FIG. 1 illustrates a typical cell 10. The cell 10 is divided into three physical sectors 12, 14 and 16. Physical sector 12 is assigned logical sectors 18 and 20. Logical sector 18 is assigned a frequency band f1. Logical sector 20 is assigned a frequency band f2. Similarly, physical sector 14 is assigned logical sectors 22 and 24. Logical sectors 22 and 24 are assigned frequency band f1 and frequency band f2, respectively. Physical sector 16 is assigned logical sector 26 and 28, which are assigned frequency band f1 and frequency band f2, respectively.
Transmission is accomplished on frequency band f1 and frequency band f2 of each physical sector 12, 14, and 16 via logical sectors 18, 20, 22, 24, 26 and 28. Logical sectors that are located in the same physical sector are referred to as siblings. For example, logical sectors 18 and 20 are siblings. It would be appreciated by those of ordinary skill in the art that it is possible in some situations that only one logical sector of a physical sector might support traffic channels on a single frequency band. Thus, in these situations, a logical sector may transmit a signal that is only used for support of measurements. This is often referred to as Beacon.
It would be further appreciated by those of ordinary skill in the art that the cell 10 may be divided into any number of physical sectors having any number of logical sectors and any number of frequency bands.
There are shortcomings with traditional handover procedures. For example, due to hardware limitations of a MS, the MS might be able to only perform measurements on one of two or more frequency bands at a time. As a consequence, for any physical sector the MS can accomplish quality measurements for one of the two logical sectors, but not for its sibling. In addition, the coverage area of a logical sector and its sibling might be different.

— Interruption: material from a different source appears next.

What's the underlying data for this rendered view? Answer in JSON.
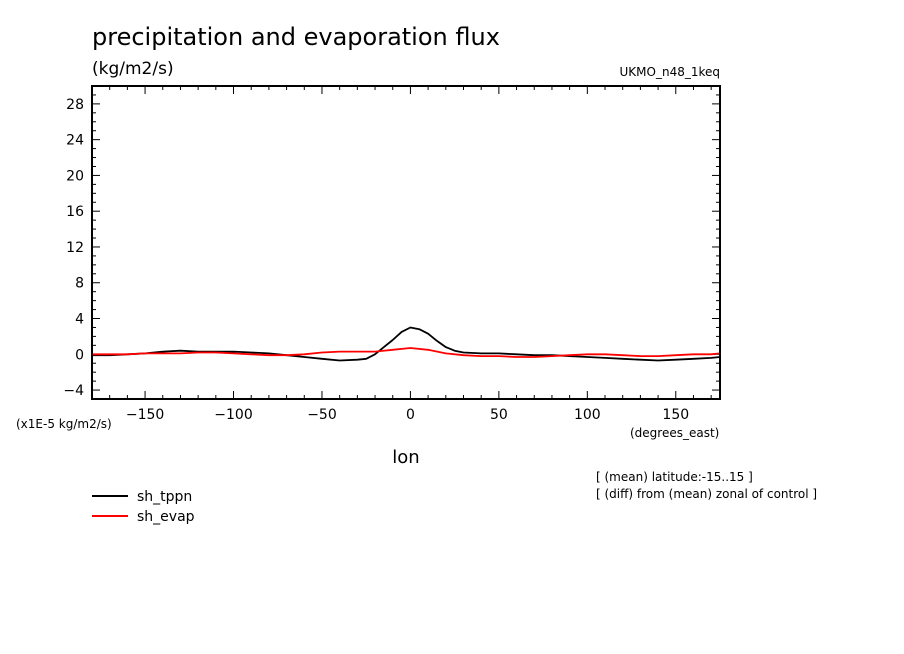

Accordingly, it would be desirable for the MS to be able to perform transmission quality measurements on multiple frequency bands at a time instead of a single frequency band as currently known. As a consequence for any physical sector, the MS should be able to determine transmission quality measurements for multiple logical sectors, including its siblings. In addition, it would be desirable to perform such measurements when the coverage area of a logical sector and its sibling are different. Further, it would be desirable to get information regarding the transmission quality on other frequency bands to enable a MS to carry out an interfrequency handover.
These and other problems associated with cellular communications are solved by the present invention, wherein a mobile station measures the transmission quality QF1 on frequency band f1 and estimates the quality QF2 on frequency band f2 by adding an offset QF1,2 to the measured transmission quality QF1. Once the estimated transmission quality QF2 exceeds a quality threshold, an interfrequency handover from frequency band f1 to frequency band f2 may be accomplished. The quality threshold may be determined by the system operator or by other means.
A quality offset is used by the mobile station to estimate the quality of a logical sector instead of using actual measurements on the logical sector. In addition, applying the quality offset enables the mobile station to carry out interfrequency handover, even if the mobile station can only perform transmission quality measurements on one frequency band. Furthermore, depending on the number of active mobile subscribers in one physical sector, system capacity may be substantially increased since it is possible to have a more balanced load on the two frequency bands used by the system.